The letter has finally arrived
Published 12:00 am Monday, September 30, 2002
The envelope was lying face down in the mailbox, and I laughed out loud as I pulled it out and read the return address.
"Well, it's finally here," I yelled to my husband who was standing in the driveway.
"What's here?" he said.
"Wait a minute and I'll show you," I answered.
As I walked toward him, I tore open the flap, pulled out the letter and read the words "Dear Friend."
I am never quite sure about letters that start with those words, but I read on.
"I am pleased to enclose your AARP membership registration and temporary membership card."
About this time I reached my husband in the driveway.
"I can now officially join AARP," I said. "I've got a temporary card and everything."
"Does it say anything about discounts?" he said. "Are you going to get discounts on stuff?"
I scanned the letter learning about how I would have "access to many benefits."
"It doesn't say anything about discounts, but I'll get helpful advice and information," I said. "I get a member magazine, too."
"That's good," he said going back to what he was doing.
I flipped the letter over and read more about getting advice on everything from parenting to planning my financial future. Why, they even stand up for my interests in the halls of government and promote laws against age bias.

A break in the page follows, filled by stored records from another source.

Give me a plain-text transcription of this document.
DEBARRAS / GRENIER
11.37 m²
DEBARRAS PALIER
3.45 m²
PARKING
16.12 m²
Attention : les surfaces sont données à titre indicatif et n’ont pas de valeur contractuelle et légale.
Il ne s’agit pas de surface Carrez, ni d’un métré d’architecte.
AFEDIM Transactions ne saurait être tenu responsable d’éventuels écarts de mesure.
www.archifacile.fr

Lord knows I don't want any age bias.
It sounded good, but AARP. Was I ready to join AARP? I put the letter in the catch-all mail bin beside the door.
Later that night as I was getting ready for bed, I thought about the letter again. As I brushed my hair, I stared at the face that looked back at me in the mirror. Is this the face of an AARP member, I wondered.

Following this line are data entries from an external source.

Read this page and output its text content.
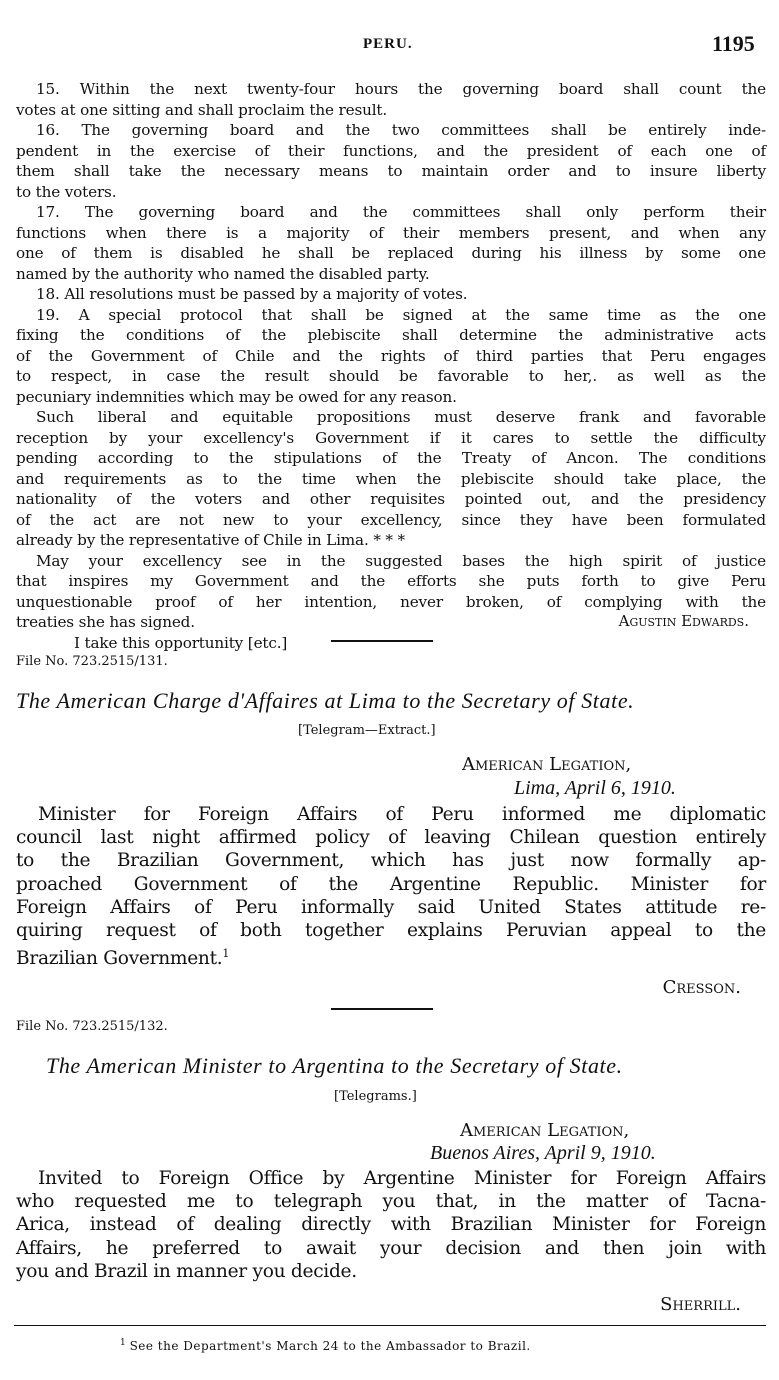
PERU.	1195
15. Within the next twenty-four hours the governing board shall count the
votes at one sitting and shall proclaim the result.
16. The governing board and the two committees shall be entirely inde-
pendent in the exercise of their functions, and the president of each one of
them shall take the necessary means to maintain order and to insure liberty
to the voters.
17. The governing board and the committees shall only perform their
functions when there is a majority of their members present, and when any
one of them is disabled he shall be replaced during his illness by some one
named by the authority who named the disabled party.
18. All resolutions must be passed by a majority of votes.
19. A special protocol that shall be signed at the same time as the one
fixing the conditions of the plebiscite shall determine the administrative acts
of the Government of Chile and the rights of third parties that Peru engages
to respect, in case the result should be favorable to her,. as well as the
pecuniary indemnities which may be owed for any reason.
Such liberal and equitable propositions must deserve frank and favorable
reception by your excellency's Government if it cares to settle the difficulty
pending according to the stipulations of the Treaty of Ancon. The conditions
and requirements as to the time when the plebiscite should take place, the
nationality of the voters and other requisites pointed out, and the presidency
of the act are not new to your excellency, since they have been formulated
already by the representative of Chile in Lima. * * *
May your excellency see in the suggested bases the high spirit of justice
that inspires my Government and the efforts she puts forth to give Peru
unquestionable proof of her intention, never broken, of complying with the
treaties she has signed.
I take this opportunity [etc.]
Agustin Edwards.
File No. 723.2515/131.
The American Charge d'Affaires at Lima to the Secretary of State.
[Telegram—Extract.]
American Legation,
Lima, April 6, 1910.
Minister for Foreign Affairs of Peru informed me diplomatic
council last night affirmed policy of leaving Chilean question entirely
to the Brazilian Government, which has just now formally ap-
proached Government of the Argentine Republic. Minister for
Foreign Affairs of Peru informally said United States attitude re-
quiring request of both together explains Peruvian appeal to the
Brazilian Government.$^1$
Cresson.
File No. 723.2515/132.
The American Minister to Argentina to the Secretary of State.
[Telegrams.]
American Legation,
Buenos Aires, April 9, 1910.
Invited to Foreign Office by Argentine Minister for Foreign Affairs
who requested me to telegraph you that, in the matter of Tacna-
Arica, instead of dealing directly with Brazilian Minister for Foreign
Affairs, he preferred to await your decision and then join with
you and Brazil in manner you decide.
Sherrill.
$^1$ See the Department's March 24 to the Ambassador to Brazil.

"All of the sudden I'm getting waves in my hair," I said to my almost-asleep husband. "I've never had a wave in my hair that wasn't put there by a hot roller. I don't know what to do with wavy hair."

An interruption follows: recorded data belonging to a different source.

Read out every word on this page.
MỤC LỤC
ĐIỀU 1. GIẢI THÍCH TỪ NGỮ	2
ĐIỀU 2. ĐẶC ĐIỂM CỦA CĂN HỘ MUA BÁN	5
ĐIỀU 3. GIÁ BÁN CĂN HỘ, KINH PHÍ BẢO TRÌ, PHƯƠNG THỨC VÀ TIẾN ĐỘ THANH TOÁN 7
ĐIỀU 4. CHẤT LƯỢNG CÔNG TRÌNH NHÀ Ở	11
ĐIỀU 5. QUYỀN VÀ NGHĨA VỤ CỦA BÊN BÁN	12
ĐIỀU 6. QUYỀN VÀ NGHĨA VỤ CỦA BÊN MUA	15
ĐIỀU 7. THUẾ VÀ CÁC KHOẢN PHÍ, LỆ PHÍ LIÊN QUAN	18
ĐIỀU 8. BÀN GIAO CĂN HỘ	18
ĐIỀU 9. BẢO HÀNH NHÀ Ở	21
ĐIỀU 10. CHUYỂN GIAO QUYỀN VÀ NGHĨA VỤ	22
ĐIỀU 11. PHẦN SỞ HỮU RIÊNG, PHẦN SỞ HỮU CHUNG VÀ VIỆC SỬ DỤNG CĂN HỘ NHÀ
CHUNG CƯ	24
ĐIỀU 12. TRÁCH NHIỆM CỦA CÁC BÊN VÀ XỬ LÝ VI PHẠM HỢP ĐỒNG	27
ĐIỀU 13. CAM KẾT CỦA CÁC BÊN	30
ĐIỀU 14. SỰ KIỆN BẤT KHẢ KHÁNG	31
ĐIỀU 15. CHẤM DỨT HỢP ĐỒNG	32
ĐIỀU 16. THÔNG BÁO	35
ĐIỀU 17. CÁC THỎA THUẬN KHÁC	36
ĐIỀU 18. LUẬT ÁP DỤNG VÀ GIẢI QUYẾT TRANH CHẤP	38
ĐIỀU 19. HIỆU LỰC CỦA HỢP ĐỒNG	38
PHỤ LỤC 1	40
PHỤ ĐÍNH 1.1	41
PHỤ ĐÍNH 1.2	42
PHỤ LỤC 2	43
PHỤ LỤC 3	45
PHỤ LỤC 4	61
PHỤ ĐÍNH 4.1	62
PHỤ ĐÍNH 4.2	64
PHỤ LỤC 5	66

He made a noise that sounded kind of like he understood what I said.
"Maybe it has something to do with turning 50," I said to myself in the mirror. "You turn 50 join AARP and your hair gets wavy."
I drifted to sleep wondering whether I was ready for either wavy hair or AARP membership.
That was a week ago and everyday I pass that letter as I head out the door. I even picked it up once and checked the deadline for sending in my registration for permanent membership.
Today, I went to the beauty salon and consulted with an expert on my wavy hair problem. And my suspicions were confirmed, I have a slight wave in selected areas on my head.
"Just cut it so I don't have to mess with it," I said. "The older I get the less I want to fool with hair or any of that stuff."
As the words left my mouth, I realized I probably sounded old. Then it hit me – I didn't care one bit about age because I like where I am in my life, wavy hair and all.
When I got home, I got the AARP letter out and read it again. They are looking forward to my joining their ranks according to the guy who signed my letter.
If they throw in some discounts for hair cuts, I'll let them sign me up.